La vida está llena de pequeñas ironías y una de ellas consistió en que, después de buscar casa durante meses, encontramos una que nos gustó precisamente en la ciudad del sur de Florida que yo había escogido para ridiculizar en público. El lugar era Boca Ratón, un rico bastión republicano habitado en su mayoría por gente recién llegada de Nueva Jersey y Nueva York. La mayor parte del dinero que había en la ciudad pertenecía a fortunas recién hechas y sus dueños no sabían disfrutar del dinero sin hacer el ridículo. Boca Ratón era la tierra de los automóviles lujosos, los coches deportivos de color rojo, las mansiones de color rosa hacinadas en lotes del tamaño de sellos postales y barrios protegidos por altos muros y por guardias apostados a sus entradas. Los hombres, que preferían llevar pantalones de hilo y mocasines sin calcetines, pasaban una enorme cantidad de tiempo haciendo llamadas de móvil a móvil con aire de importancia. Las mujeres lucían un tono bronceado a juego con la piel de los bolsos de Gucci, que eran sus predilectos, pero la piel parecía más bronceada por el contraste que hacía con unos cabellos teñidos de alarmantes tonos de plata y platino.

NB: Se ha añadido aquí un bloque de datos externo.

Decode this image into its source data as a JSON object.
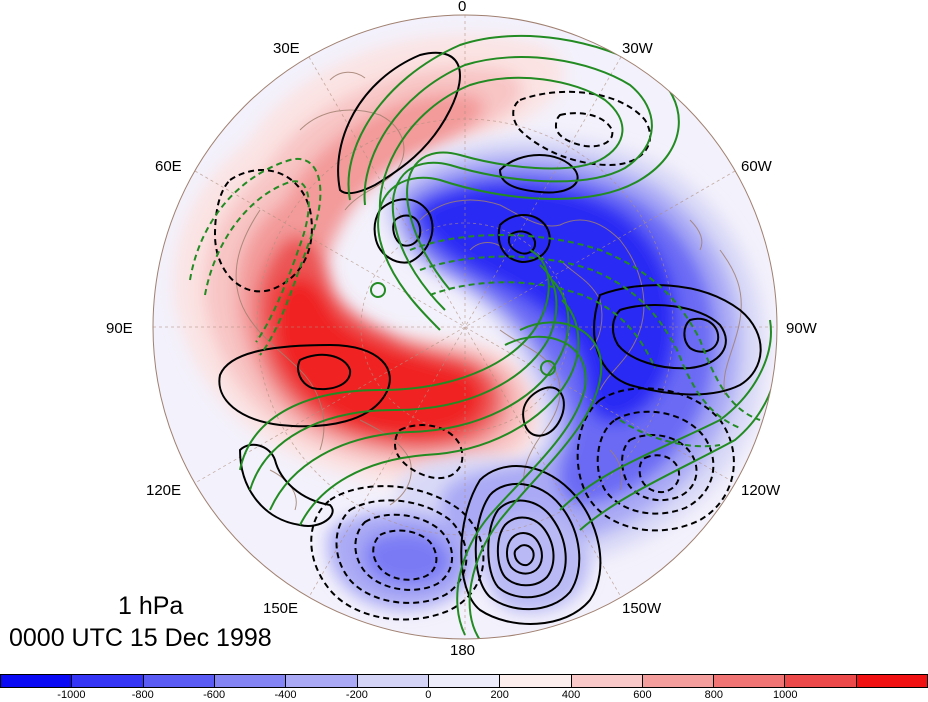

La ciudad estaba llena de cirujanos plásticos, que eran quienes tenían las mansiones más grandes y las sonrisas más radiantes. Para las mujeres bien conservadas de Boca Ratón, los implantes de pecho eran un requerimiento virtual de residencia. Gracias a la cirugía estética, las más jóvenes lucían unos senos espléndidos y las de más edad, unos senos magníficos y estiramientos faciales. Las nalgas esculturales, las narices corregidas, las tripitas desaparecidas y el maquillaje tatuado se añadían a la serie de trabajos cosméticos, lo que daba a la población femenina de la ciudad la extraña apariencia de soldados rasos de un ejército de muñecas hinchables anatómicamente correctas. Como canté una vez en una canción que escribí para un número periodístico satírico: «La silicona y la liposucción, son las mejores amigas en Boca Ratón.»

En mi columna, me había burlado del estilo de vida que se llevaba en Boca Ratón, empezando por el propio nombre. Los residentes nunca llamaban Boca Ratón a su ciudad, sino que preferían decirle Boca, a secas, pero no la pronunciaban como debían, sino que decían «Bouca», dándole una inflexión de distinción sajona.

Por entonces, pasaban en los cines la película Pocahontas, de la Disney, y yo inicié una broma con el tema de la princesa indígena, llamándola «Bocahontas». Mi protagonista envuelta en oro era una princesa indígena suburbana que conducía un BMW rosa y que, gracias a la cirugía estética, lo hacía con unas tetas protuberantes y duras como piedras que llegaban al volante, lo que le permitía tener las manos libres para hablar por el móvil y arreglarse el cabello rubio platino mirándose al espejito retrovisor, mientras iba a todo tren hacia el salón de rayos uva. Bocahontas vivía en una tienda india de color pastel, diseñada especialmente, hacía ejercicios en el gimnasio de la tribu todos los días —aunque sólo si encontraba estacionamiento a menos de dos metros de la entrada— y pasaba las tardes buscando pieles salvajes tarjeta de crédito en mano, en el coto de caza ceremonial que se conocía con el nombre de Town Center Mall, es decir, el centro comercial más importante del lugar.

«Entierra mi Visa en Mizner Park», entona Bocahontas con solemnidad en una de mis columnas, en referencia al lugar donde se arraciman las tiendas más de moda de la ciudad. En otra columna, Bocahontas se abrocha el sostén Wonderbra y hace campaña para que la cirugía plástica pueda deducirse de los impuestos.

Mi caracterización era cruel, nada caritativa, pero apenas exagerada. Las Bocahontas verdaderas de Boca Ratón eran las mejores aficionadas de esas columnas y cada una de ellas trataba de descubrir cuál había inspirado mi heroína de ficción (nunca lo desvelaré). Me invitaban con frecuencia a dar charlas ante sus grupos sociales y comunales, y siempre había quien me preguntaba: «¿Por qué detesta tanto a Bouca…?» A lo que yo respondía que no se trataba de que yo detestara Boca Ratón, sino de que me gustaba mucho la gran farsa y no había en todo el mundo un lugar mejor para ello que la bonita Boca Ratón.